Now, during the Republican presidential primaries, we hear a lot about liberty. It is a leave-me-alone type of liberty, suggesting the license to do what one may choose in the sacred call of business activity. Much is sought in the name of freedom.
We call this the land of liberty. In the name of business freedom, regulations affecting business practices are staunchly opposed by Republicans. Gov. Mitch Daniels accuses President Barack Obama of a "mindless piling on of expensive new regulations."
In his Republican rebuttal of the president's State of the Union, Daniels' accuses him of "extremism" and a "pro-poverty policy."
Daniels claimed that only Republicans can bring America together with privatized, pro-growth approaches. He dismisses Obama's concerns about the unhealthy schism between the haves and have-nots as a never-happen-here matter. He said Obama has driven us into a "dead end of debt," which was "already unaffordable."
The "already-unaffordable" part was what Obama inherited from Bush. In fact, Daniels was Bush's director of the Office of Management and Budget (from 2001-03). His tenure saw the government devour Clinton's $236 billion surplus, and accumulate another $400 billion of debt. That is freedom from responsibility and taking liberties with the truth.
His claiming and blaming address concludes that "a private economy" is the only solution. "Republicans will speak for those who believe in the dignity and capacity of the individual citizen; we believe that government is meant to serve the people rather than supervise them."

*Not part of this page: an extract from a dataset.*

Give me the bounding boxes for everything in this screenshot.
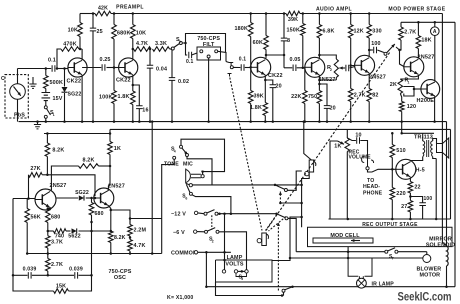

We cannot just ignore that the country has suffered a lot from the shenanigans of unsupervised banks and their financial manipulations, the job-exporting profiteering of corporations, budget reductions for schools, usurious interest rates for student loans, and worse for payday loans, the unchecked power of private health insurance to avoid claims, problems with toxic dumping, pollution and faulty products.
In fact, government power is the only force in the country capable of addressing corporate and wealthy interests in protection of consumers. No wonder that those special interests want government out of their hair, and they try hard to corrupt or discredit the process, in the name of freedom.
What does freedom mean, really? Basically it means the ability to make our own decisions. Such liberty carries the obligation of mutual respect and fairness with others, and is normally imbedded in the terms of community membership.
We are deeply social by nature, with a highly developed capacity for empathy. We very much need to be connected, and thus, we are nearly always dependent in various ways, upon the cohesion within our group, its cooperation and teamwork, and the exigencies of its circumstances and economic environment. This is the alphabet level of the human story.
Total dependence at birth grows into interdependence within community. Individuality is enhanced by mutual dependence and specialization in adult roles.
This leads to differentiation into membership positions of service, influence, contribution, ideally held together in cooperation, negotiation and town-hall process.
Now, our urbanized, technically complicated, highly specialized and international economy puts many, many people into circumstances beyond any individual control. The self-sustaining freestanding individual is largely a myth.
Kings and tyrants arose, and the notion of liberty went revolutionary. But we are losing that freedom. Because while we worked hard to tame and harness government, there have arisen international corporate conglomerates with more power than most governments to control and shape our lives and possibilities.
The insecurity the unemployed feel is flavored with the anger of betrayal, and we hear about the 1 percent and the 99 percent.
The party of the special interests is now the Republican Party, though the corruption of the electoral system has had a mighty impact on both parties. Nonetheless, the president has called strongly for active governmental programs to restore a sense of fairness and opportunity to all citizens.
Paying more for social justice is not going to steal Bill O'Reilly's freedom, as he fears (The Daily Star, Jan 23). It will grow a healthier community with a fair spectrum of well-being, and reduce the exaggerated polarization that mortgages our liberty to the hoarders of wealth.
We need a society and an economy where it is comfortable to socialize with each other, without this being labeled socialism in the economic system. Being dominated by economic power is no less a loss of freedom than control by a king.
Republican defenders of the new economic tyranny are cloaking themselves in the political arguments of 1776. The real freedom fighters today are 99 percent Occupiers. Let Freedom Ring!